Share it as a live artifact if the team needs to interrogate it; share a doc if they only need to read it. A diligence summary that's just prose and a few tables can be a doc — a live app adds nothing. But a diligence artifact that lets the deal team filter by risk, toggle scenarios, or drill from a summary metric into the underlying detail is worth keeping interactive, because that's the part a PDF destroys. For a 4-to-8-person deal team, the live-vs-doc call comes down to one question: will anyone change an input? If yes, keep it live and put it in a room that renders HTML so the JavaScript runs. Either way, wrap it in control — per-viewer watermarks so an internal forward is still attributable, and an audit trail so you know which associate opened what. On Peony, the Advanced Q&A module and granular permissions (Data Room and Deal Team tiers) let a deal team work the artifact without each person seeing everything.

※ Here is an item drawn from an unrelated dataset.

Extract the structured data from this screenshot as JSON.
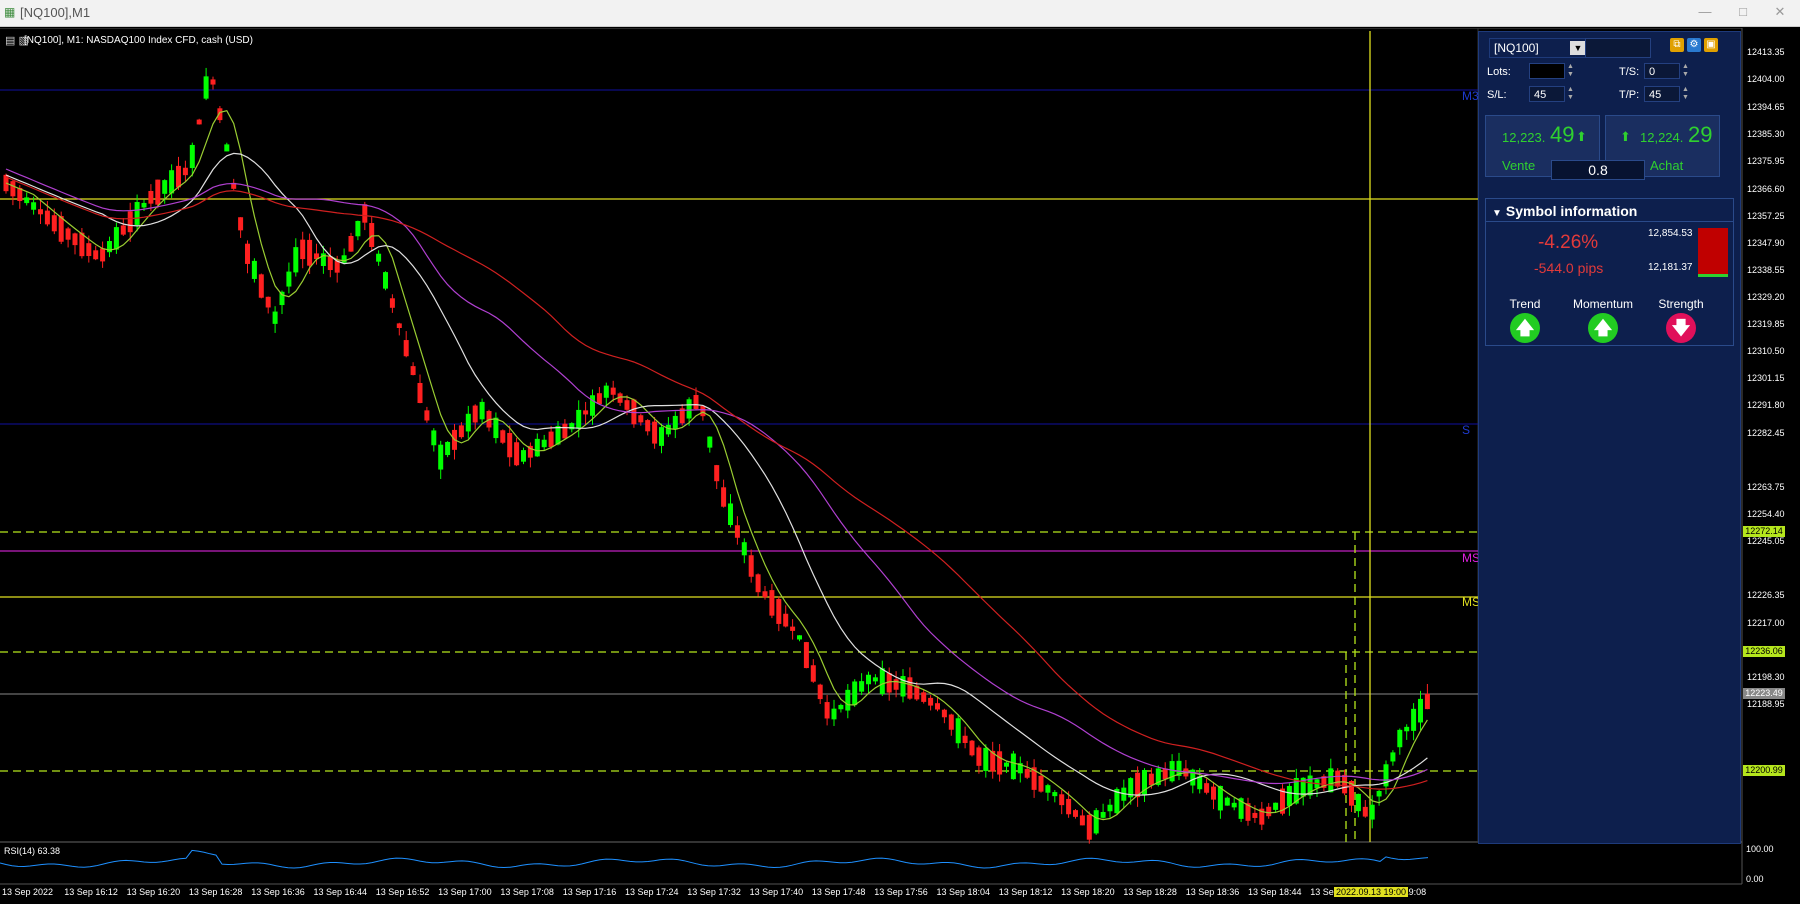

What does it cost to share an interactive HTML model with per-viewer watermarks and an NDA — do I need Enterprise to render it live?

No — you do not need Enterprise to render an artifact live or to watermark it per viewer. This is the single most common misread, so to be exact: rendering your .html live (JavaScript executing) plus dynamic per-viewer watermarks is on Peony's Data Room plan at $52/month — well under $60 — alongside Screenshield mobile screenshot blocking, an Advanced (signed-PDF) NDA, granular permissions, custom domain, and unlimited rooms. If all you need is a Simple acknowledge-to-enter NDA, desktop screenshot protection, download prevention, and page-level analytics, the Business plan at $30/month covers it. Enterprise exists for a different problem — connecting an external LLM agentically with every AI query audited, plus SAML, BYOK, and custom data residency — none of which you need just to send a live, watermarked model to three investors. For the persona this post is written for, the answer is the $52 Data Room tier, full stop.